Shayne Dark and Daniel Hughes: Forced Nature
Text by Amber Berson
Kingston, Ontario based artists Shayne Dark and Daniel Hughes have never previously collaborated. Long time admirers of each other’s art, Dark – a sculptor and woodworker making fantastical objects reflecting nature – and Hughes – a painter with a background in realist portraiture and an interest in more painterly and abstracted motifs – collaborated for this exhibition at Art Mûr as a means of expanding and complicating their work. Adding an extra dimension to each of their long established practices, the collaborative exhibit grew out of both a residency (for Dark) at MacLachlan Woodworking Museum in Kingston and a shared workshop over the course of six months last year.
Hughes’s drawings and paintings are reflections on Dark’s sculptures. They don’t so much as illustrate the work as they do present an alternate vantage point. Dark creates sculptures intended to be observed from multiple perspectives. Viewers are invited to walk around, and often through, the pieces. In Hughes’s work, however, a single angle is visible and deeply explored. This micro/macro viewing allows us, the viewer, to experience Dark’s art through a new lens. Hughes is not just redrawing Dark’s sculptures, or re-presenting the obvious. His drawings illustrate the feeling that the sculptures emit. Transforming a three-dimensional object into a two-dimensional drawing, Hughes captures the complicated emotions that Dark conjures – at once dark and unfamiliar, yet strangely human and alive.
Dark presents a variety of large-scale work in this exhibition. Heroes are a series of large-scale, painted black wood forms. Each appears as a column, trunk or body, standing guard in the museum. Force of Nature is a blue wall work. It appears as an organic growth on the gallery wall and is created with the branches of dying trees. While the material itself is dead, the work appears very much alive. Windfall is an installation piece made up of several apple tree root balls, mounted to the ceiling or placed on the floor. The shapes are reminiscent of human organs and are very warm. Finally, Dark is exhibiting the MacLachlan Woodworking Museum Series #1 & #6, created from a single urban maple tree which the artist burnt and altered in front of a live audience at the museum over six weeks. Hughes responds directly to Heroes and Windfall. Exhibited together, the sculptures come together as pieces of bodies – unanimated but strangely living, a mass of forms reminiscent less of branches than of humans.

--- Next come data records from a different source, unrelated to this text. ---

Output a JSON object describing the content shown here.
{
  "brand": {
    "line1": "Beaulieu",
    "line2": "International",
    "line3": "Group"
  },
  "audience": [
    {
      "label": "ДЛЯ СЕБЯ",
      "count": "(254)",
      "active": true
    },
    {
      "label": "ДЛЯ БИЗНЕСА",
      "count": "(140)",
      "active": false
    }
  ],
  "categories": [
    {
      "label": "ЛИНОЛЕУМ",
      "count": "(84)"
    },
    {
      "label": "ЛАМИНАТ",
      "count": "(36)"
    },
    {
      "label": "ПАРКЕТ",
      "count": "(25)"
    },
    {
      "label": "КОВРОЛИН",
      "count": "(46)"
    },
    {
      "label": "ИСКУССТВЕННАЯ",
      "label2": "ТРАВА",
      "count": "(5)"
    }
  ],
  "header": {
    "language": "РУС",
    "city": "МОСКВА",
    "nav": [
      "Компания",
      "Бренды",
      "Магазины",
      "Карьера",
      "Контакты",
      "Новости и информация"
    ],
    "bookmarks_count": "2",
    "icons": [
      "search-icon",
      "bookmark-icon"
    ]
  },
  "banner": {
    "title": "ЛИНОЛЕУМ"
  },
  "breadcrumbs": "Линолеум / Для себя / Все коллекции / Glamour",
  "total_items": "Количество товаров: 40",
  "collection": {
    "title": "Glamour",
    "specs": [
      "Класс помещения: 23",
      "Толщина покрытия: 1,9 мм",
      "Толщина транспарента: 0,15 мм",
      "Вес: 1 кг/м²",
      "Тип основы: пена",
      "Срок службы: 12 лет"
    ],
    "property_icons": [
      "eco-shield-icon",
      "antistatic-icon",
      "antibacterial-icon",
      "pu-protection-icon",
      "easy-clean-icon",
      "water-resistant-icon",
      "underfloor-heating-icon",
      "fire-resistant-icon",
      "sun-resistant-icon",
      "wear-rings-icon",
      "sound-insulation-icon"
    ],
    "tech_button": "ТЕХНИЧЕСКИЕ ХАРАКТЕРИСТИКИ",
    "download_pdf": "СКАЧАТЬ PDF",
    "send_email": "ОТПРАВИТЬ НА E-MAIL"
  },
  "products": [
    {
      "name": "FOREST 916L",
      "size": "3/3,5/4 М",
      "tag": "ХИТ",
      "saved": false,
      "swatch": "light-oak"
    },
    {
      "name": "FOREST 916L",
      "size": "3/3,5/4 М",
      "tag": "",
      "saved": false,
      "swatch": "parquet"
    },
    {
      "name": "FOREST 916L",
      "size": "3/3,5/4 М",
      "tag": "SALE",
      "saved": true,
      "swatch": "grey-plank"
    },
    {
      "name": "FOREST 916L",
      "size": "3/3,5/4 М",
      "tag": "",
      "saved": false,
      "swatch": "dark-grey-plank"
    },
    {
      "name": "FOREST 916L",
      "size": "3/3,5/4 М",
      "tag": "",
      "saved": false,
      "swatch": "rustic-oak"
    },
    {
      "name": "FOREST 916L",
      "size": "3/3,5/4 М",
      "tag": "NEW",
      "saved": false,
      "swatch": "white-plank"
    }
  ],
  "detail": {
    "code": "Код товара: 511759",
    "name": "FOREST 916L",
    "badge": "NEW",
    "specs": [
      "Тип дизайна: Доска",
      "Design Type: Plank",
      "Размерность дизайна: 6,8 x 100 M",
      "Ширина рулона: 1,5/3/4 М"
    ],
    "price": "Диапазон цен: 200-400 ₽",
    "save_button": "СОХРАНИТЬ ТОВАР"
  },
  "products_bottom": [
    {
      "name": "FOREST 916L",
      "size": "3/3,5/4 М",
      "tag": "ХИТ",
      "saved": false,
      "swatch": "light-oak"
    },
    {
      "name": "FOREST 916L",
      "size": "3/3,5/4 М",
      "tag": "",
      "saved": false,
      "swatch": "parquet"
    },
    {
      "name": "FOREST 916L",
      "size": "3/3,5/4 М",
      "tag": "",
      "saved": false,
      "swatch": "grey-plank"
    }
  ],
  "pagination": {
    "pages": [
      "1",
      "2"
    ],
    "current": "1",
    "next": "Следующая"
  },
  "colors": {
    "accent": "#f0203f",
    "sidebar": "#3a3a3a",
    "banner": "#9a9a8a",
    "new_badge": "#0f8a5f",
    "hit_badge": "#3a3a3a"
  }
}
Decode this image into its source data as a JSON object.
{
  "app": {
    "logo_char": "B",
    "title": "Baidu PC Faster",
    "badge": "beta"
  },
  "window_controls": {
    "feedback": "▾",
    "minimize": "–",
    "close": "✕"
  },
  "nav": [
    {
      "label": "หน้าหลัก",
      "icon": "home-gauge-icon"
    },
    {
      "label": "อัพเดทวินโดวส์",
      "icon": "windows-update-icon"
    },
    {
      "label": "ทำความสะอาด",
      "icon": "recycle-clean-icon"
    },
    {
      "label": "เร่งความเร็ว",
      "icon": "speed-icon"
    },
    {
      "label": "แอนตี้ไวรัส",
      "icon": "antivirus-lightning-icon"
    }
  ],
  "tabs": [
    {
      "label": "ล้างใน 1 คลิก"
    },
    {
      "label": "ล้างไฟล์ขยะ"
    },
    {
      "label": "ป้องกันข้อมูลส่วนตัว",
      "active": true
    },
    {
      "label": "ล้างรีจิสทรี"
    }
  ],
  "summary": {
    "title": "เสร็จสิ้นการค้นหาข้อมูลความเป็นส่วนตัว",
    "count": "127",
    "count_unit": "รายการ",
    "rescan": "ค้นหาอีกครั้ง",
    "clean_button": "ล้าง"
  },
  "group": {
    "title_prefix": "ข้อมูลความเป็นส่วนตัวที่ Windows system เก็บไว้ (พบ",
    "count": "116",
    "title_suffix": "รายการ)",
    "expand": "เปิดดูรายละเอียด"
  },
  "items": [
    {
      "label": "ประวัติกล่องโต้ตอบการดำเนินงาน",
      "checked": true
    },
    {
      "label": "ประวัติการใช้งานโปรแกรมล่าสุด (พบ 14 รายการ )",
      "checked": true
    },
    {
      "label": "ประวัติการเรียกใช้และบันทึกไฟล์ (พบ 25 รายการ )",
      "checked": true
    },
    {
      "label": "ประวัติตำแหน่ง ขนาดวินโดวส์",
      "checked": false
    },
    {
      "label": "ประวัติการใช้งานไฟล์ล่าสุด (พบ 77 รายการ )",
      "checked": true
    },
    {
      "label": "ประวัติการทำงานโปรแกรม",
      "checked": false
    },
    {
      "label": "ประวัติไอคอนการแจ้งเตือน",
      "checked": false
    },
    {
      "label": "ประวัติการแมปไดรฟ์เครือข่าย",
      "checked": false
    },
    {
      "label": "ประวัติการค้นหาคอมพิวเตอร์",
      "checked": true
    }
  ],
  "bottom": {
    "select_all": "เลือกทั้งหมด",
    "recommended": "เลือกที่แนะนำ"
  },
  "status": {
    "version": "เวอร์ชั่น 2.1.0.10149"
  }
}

The collaborative process is as important to the two artists as is the finished work. Exploring the materials and letting them speak trumps pre-meditating a finished product. When Dark speaks about his process, he speaks as if the wood is an animal and he is a hunter. Nothing is wasted; everything is used – from the sawdust to the tiny bits of wood, which fall off the larger sculpture. In the same vein, Dark takes inspiration from the tree, letting it speak to him before taking action. The reverential attitude that both artists take to their work borders on obsessive. However, it is through this process that Hughes and Dark erase any preciousness from their process and give over to organic material development.